I'm practicing solving programming problems in free time. This problem I spotted some time ago and still don't know how to solve it:
For a given undirected graph with $n$ vertices and $m$ edges (both less than $2\cdot 10 ^6$) I need to split its vertices into as many groups as possible, but with two conditions: each pair of vertices from different groups are connected by an edge and each vertex is in exactly one group. At the end I need to know the size of each group.
I was proud when I came up with this solution: consider complemented graph of the original graph and use Disjoint-set data structure for it.
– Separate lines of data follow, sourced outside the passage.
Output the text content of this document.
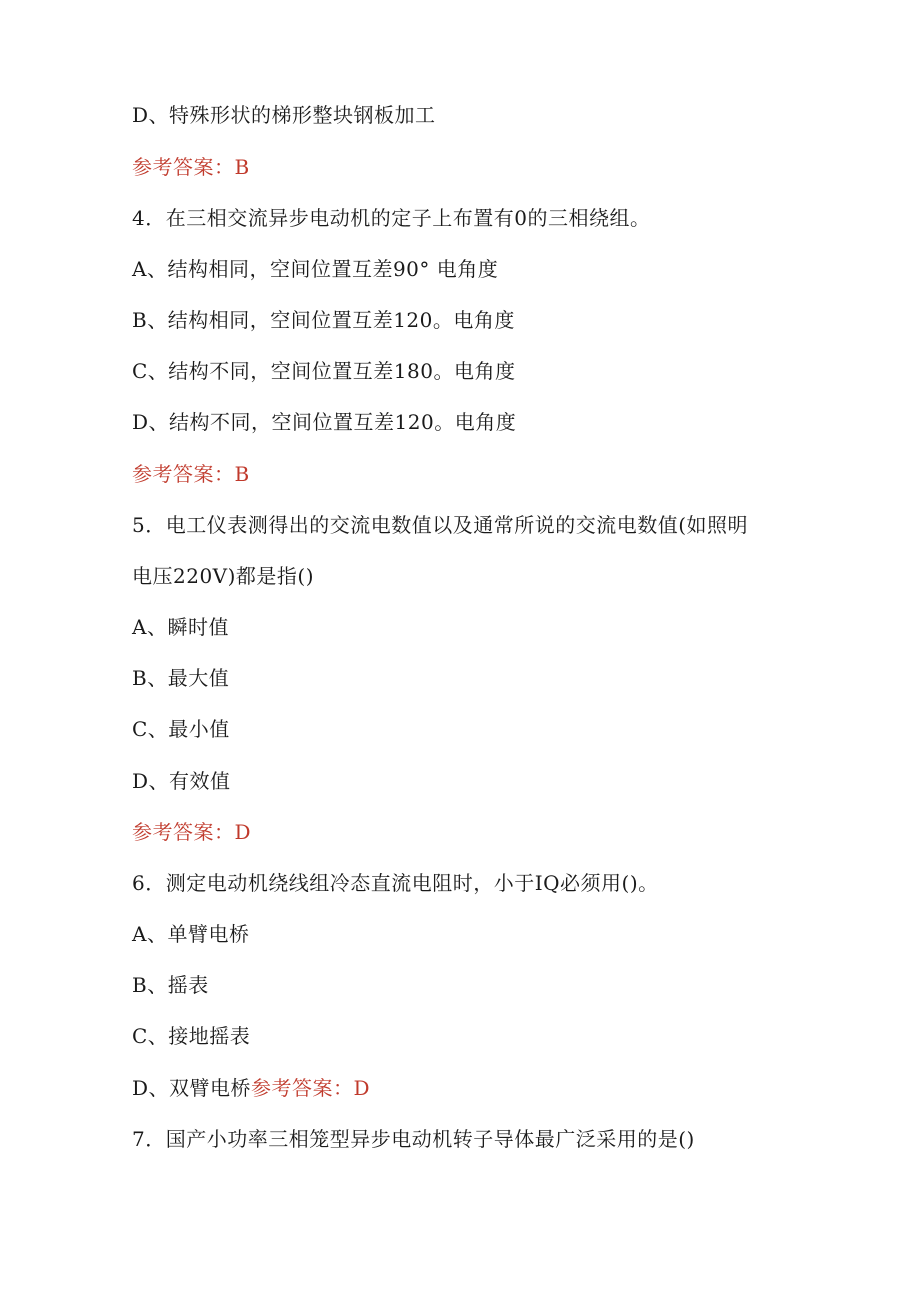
D、特殊形状的梯形整块钢板加工
参考答案：B
4．在三相交流异步电动机的定子上布置有0的三相绕组。
A、结构相同，空间位置互差90° 电角度
B、结构相同，空间位置互差120。电角度
C、结构不同，空间位置互差180。电角度
D、结构不同，空间位置互差120。电角度
参考答案：B
5．电工仪表测得出的交流电数值以及通常所说的交流电数值(如照明
电压220V)都是指()
A、瞬时值
B、最大值
C、最小值
D、有效值
参考答案：D
6．测定电动机绕线组冷态直流电阻时，小于IQ必须用()。
A、单臂电桥
B、摇表
C、接地摇表
D、双臂电桥参考答案：D
7．国产小功率三相笼型异步电动机转子导体最广泛采用的是()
When we finish, we will have some connected components which are the answer. I think I can prove this. But, even if, it's only theoretical solution. With given constraints it's very very bad, not optimal(complemented graph can be huge with such $n$). But I believe this approach can be somehow smartly fixed. But how? I heard that this problem can be solved in $O((n+m)\log n)$ time.
Can anyone help?
For a graph with vertices indexed from $1$ to $7$ and $16$ edges:
1 3
1 4
1 5
2 3
3 4
4 5
4 7
4 6
5 6
6 7
2 4
2 7
2 5
3 5
3 7
1 7
we have $3$ groups with sizes: $1$, $2$ and $4$.
These groups are: $\left\{4\right\}, \ \left\{5,7\right\}, \ \left\{1,2,3,6\right\}$ respectively. There are edges connecting each pair of vertices from different groups and we can't create more groups.